Dans un affidavit déposé auprès du tribunal, Tracey Headley, responsable du Secrétariat du Conseil du Trésor, a déclaré que Service Canada avait confirmé que le compte en question n’était pas un compte de réseau social officiel du gouvernement du Canada.

M. Levant a soutenu dans l’avis initial de requête au tribunal que le compte de M. Guilbeault avait tous les attributs d’un compte officiel géré par l’État, ajoutant que son contenu était de nature publique.

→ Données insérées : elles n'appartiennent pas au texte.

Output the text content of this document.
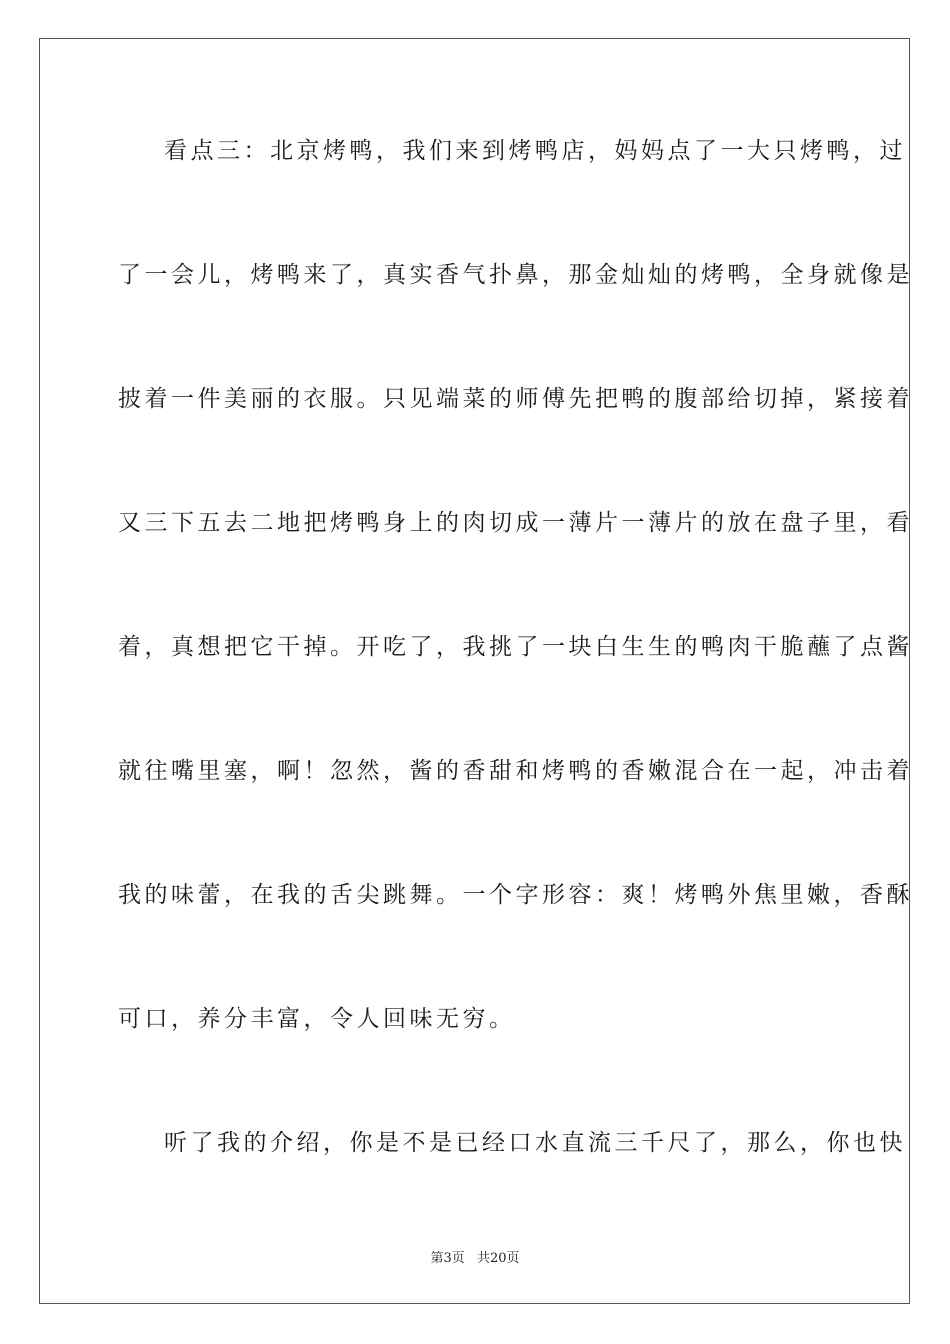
看点三：北京烤鸭，我们来到烤鸭店，妈妈点了一大只烤鸭，过
了一会儿，烤鸭来了，真实香气扑鼻，那金灿灿的烤鸭，全身就像是
披着一件美丽的衣服。只见端菜的师傅先把鸭的腹部给切掉，紧接着
又三下五去二地把烤鸭身上的肉切成一薄片一薄片的放在盘子里，看
着，真想把它干掉。开吃了，我挑了一块白生生的鸭肉干脆蘸了点酱
就往嘴里塞，啊！忽然，酱的香甜和烤鸭的香嫩混合在一起，冲击着
我的味蕾，在我的舌尖跳舞。一个字形容：爽！烤鸭外焦里嫩，香酥
可口，养分丰富，令人回味无穷。
听了我的介绍，你是不是已经口水直流三千尺了，那么，你也快
第3页 共20页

L’avis indique que la liberté d’expression protégée par la Charte des droits et libertés inclut le droit dérivé d’accéder aux informations gouvernementales lorsque cela est nécessaire pour s’exprimer de manière significative sur le fonctionnement du gouvernement.

Un dossier fédéral dans cette affaire souligne que dans divers messages sur Twitter, alors que M. Guilbeault était ministre du Patrimoine canadien, M. Levant l’avait traité de « cinglé », de « voyou » et possiblement de « ministre le plus stupide d’Ottawa ».

M. Levant a noté dans son mémoire que M. Guilbeault a choisi de le bloquer plutôt que d’utiliser la fonction de mise en sourdine, moins intrusive de la plateforme de médias sociaux, qui permet à un utilisateur de supprimer les publications d’un autre utilisateur de son fil d’actualité sans cesser de suivre ou de bloquer ce compte.

Rebel News affirme avoir une vision du monde généralement conservatrice, présentant le média comme un partisan de la liberté et un antidote aux médias grand public.

Sur le site web de Rebel News, M. Levant a affirmé que l’issue de l’affaire constituait un coup porté à la liberté d’expression.

« Cela peut paraître anodin, mais si Guilbeault peut nous empêcher de recevoir des nouvelles et d’autres informations du gouvernement, que peut-il nous couper d’autre ? », a-t-il évoqué.

Le bureau de M. Guilbeault n’a fait aucun commentaire sur l’ordonnance du tribunal.

Michael Geist, professeur de droit à l’Université d’Ottawa, qui a suivi l’affaire, affirme que même si l’ordonnance ne confirme pas un droit constitutionnel, elle envoie un signal fort sur l’état du droit.

« Nous savons que les responsables gouvernementaux utilisent ces plateformes tout le temps pour des déclarations officielles et essentiellement pour les affaires du gouvernement, et cela devrait être accessible à tous, a soutenu M. Geist, en entrevue. Il ne devrait pas être laissé à un ministre ou à son personnel de décider qui a accès aux informations accessibles au public sur une plateforme particulière. »

« Je comprends qu’il y a des abus en ligne auxquels personne, ministre ou autre, ne devrait avoir à confronter », a poursuivi M. Geist. Mais étant donné la fonction sourdine de X, « je pense qu’il devient de plus en plus difficile de justifier le blocage pur et simple d’individus », a-t-il ajouté.

Le Secrétariat du Conseil du Trésor n’a fait aucun commentaire dans l’immédiat sur les implications de l’ordonnance du tribunal.